‘Kinderen weten dat moord of verkrachting niet oké is’
‘Verkrachtertje’ spelen? Het klinkt bij sommige ouders misschien schokkend, maar de jeugdbewegingen sussen. ‘We moeten het niet groter maken dan het is.’
BRUSSEL I Een bezorgde moeder fronste haar wenkbrauwen toen ze voor het eerst hoorde over spelletjes als ‘verkrachtertje’ bij de jeugdbeweging. Ze schreef er een opinieartikel over in Charliemagazine. ‘Verkrachtertje’ is een spel waarbij de ene helft van de kinderen in een cirkel op de grond gaat liggen en de andere helft erop. De onderste helft moet dan uit de greep van ‘de verkrachters’ geraken.
‘Het belangrijkste is dat de spelen zowel emotioneel als fysiek veilig zijn voor de kinderen’, benadrukt Jan Van Reusel, woordvoerder van Scouts en Gidsen Vlaanderen. ‘Het gaat om onschuldige spelletjes en we moeten het taalgebruik niet dramatiseren.’
Bovendien klinken de spelletjes vaak ruwer dan ze zijn.
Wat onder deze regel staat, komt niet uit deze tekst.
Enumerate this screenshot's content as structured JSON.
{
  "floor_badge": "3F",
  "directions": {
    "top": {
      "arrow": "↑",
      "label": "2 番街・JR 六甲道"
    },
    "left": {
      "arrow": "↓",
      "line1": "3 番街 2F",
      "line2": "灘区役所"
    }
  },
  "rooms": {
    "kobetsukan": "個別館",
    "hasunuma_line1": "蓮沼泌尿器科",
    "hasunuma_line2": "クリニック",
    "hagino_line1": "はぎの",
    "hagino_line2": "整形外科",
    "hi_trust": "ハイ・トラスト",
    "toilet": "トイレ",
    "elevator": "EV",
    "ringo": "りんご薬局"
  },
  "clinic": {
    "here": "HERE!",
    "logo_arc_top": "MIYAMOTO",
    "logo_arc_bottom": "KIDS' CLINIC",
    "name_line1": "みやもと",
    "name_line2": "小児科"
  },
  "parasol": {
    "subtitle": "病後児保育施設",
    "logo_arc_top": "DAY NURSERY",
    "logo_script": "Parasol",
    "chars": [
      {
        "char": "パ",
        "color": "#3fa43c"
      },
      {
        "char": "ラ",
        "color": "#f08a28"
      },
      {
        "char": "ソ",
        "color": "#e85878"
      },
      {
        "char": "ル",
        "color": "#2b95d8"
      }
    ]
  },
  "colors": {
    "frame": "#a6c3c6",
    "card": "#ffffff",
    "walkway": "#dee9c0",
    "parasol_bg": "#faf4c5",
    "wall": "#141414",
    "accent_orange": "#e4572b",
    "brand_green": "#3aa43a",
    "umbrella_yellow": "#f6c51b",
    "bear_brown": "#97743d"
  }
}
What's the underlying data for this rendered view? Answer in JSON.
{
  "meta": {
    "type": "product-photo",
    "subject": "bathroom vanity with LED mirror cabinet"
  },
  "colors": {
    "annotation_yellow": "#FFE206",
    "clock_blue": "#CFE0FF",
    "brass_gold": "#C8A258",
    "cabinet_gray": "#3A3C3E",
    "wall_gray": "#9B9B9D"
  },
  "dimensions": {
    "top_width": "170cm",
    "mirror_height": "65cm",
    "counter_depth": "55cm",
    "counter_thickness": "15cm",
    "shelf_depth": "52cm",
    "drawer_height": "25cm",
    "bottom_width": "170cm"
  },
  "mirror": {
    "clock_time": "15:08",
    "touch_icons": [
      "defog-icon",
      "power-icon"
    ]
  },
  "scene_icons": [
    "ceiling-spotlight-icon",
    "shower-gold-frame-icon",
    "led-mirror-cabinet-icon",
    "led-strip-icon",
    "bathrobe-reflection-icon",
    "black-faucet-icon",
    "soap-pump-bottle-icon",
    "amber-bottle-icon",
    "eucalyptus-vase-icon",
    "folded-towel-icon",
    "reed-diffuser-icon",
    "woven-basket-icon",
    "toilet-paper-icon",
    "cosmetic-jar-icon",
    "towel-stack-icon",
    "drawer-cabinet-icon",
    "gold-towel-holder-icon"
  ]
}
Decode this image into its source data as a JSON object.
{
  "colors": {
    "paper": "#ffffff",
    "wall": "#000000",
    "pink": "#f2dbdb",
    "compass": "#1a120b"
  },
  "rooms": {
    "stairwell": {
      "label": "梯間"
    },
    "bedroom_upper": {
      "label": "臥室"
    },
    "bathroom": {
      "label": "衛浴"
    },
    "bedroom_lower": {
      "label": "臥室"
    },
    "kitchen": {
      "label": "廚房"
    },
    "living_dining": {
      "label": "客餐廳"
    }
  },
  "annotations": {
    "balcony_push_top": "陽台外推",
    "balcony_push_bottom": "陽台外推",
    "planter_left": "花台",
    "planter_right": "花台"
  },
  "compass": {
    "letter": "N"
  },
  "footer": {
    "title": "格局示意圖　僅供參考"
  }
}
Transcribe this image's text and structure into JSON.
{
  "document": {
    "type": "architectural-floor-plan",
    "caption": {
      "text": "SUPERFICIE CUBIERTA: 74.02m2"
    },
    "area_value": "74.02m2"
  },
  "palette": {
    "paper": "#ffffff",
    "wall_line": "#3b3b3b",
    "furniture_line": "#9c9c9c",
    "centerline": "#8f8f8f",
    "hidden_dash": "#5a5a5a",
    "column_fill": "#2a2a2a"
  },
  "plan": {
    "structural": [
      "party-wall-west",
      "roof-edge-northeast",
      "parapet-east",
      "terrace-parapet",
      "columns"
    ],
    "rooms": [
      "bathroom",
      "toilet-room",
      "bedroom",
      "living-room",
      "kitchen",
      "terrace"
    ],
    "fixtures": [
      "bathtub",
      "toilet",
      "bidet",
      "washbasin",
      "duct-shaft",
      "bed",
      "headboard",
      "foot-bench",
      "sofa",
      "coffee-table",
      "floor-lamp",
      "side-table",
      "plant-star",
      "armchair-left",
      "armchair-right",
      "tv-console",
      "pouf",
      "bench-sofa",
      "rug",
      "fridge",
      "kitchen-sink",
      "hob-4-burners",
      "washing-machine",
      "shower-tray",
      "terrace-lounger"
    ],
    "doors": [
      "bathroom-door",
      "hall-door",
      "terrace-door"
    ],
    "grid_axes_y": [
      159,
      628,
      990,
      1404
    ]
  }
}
Vaak komt de bezorgdheid vanuit een soort onwetendheid bij de ouders: ze horen een naam en denken dat er een gruwelijk spel achter zit.
‘Als nationale leiding van Scouts en Gidsen Vlaanderen hebben we uiteraard ook begrip voor de bekommernis bij enkele duidelijk aanstootgevende namen. Een taalgebruik als “verkrachtertje” past niet echt binnen de opvoedende omgangsvorm tussen leden en leiding, ook al was het ooit grappig bedoeld. We delen die bezorgdheid en zetten mee in op het zoeken van fijngevoeliger termen hiervoor’, zegt Van Reusel.
Verandering moet ook uit de onderbuik komen, meent de KSA. ‘De leiding is volwassen genoeg om dit soort zaken zelf op te lossen. We moeten het niet groter maken dan het is’, zegt Brecht Goerlandt, coördinator van KSA nationaal.
Niet onderschatten
Maar welk effect heeft het nu op de kinderen zelf? Dirk Beyers, professor ontwikkelingspsychologie aan de UGent, ziet weinig kwaad in ‘verkrachtertje’ spelen. ‘We mogen kinderen niet onderschatten. Als de leiders goed uitleggen dat het een spel is, is er niets problematisch aan de hand’, zegt hij. ‘Kinderen weten ook dat moorden of verkrachten niet oké is. Ze hebben zelf weinig boodschap aan die bezorgdheid van ouders. Laat ze gewoon spelen en hun eigen namen kiezen.’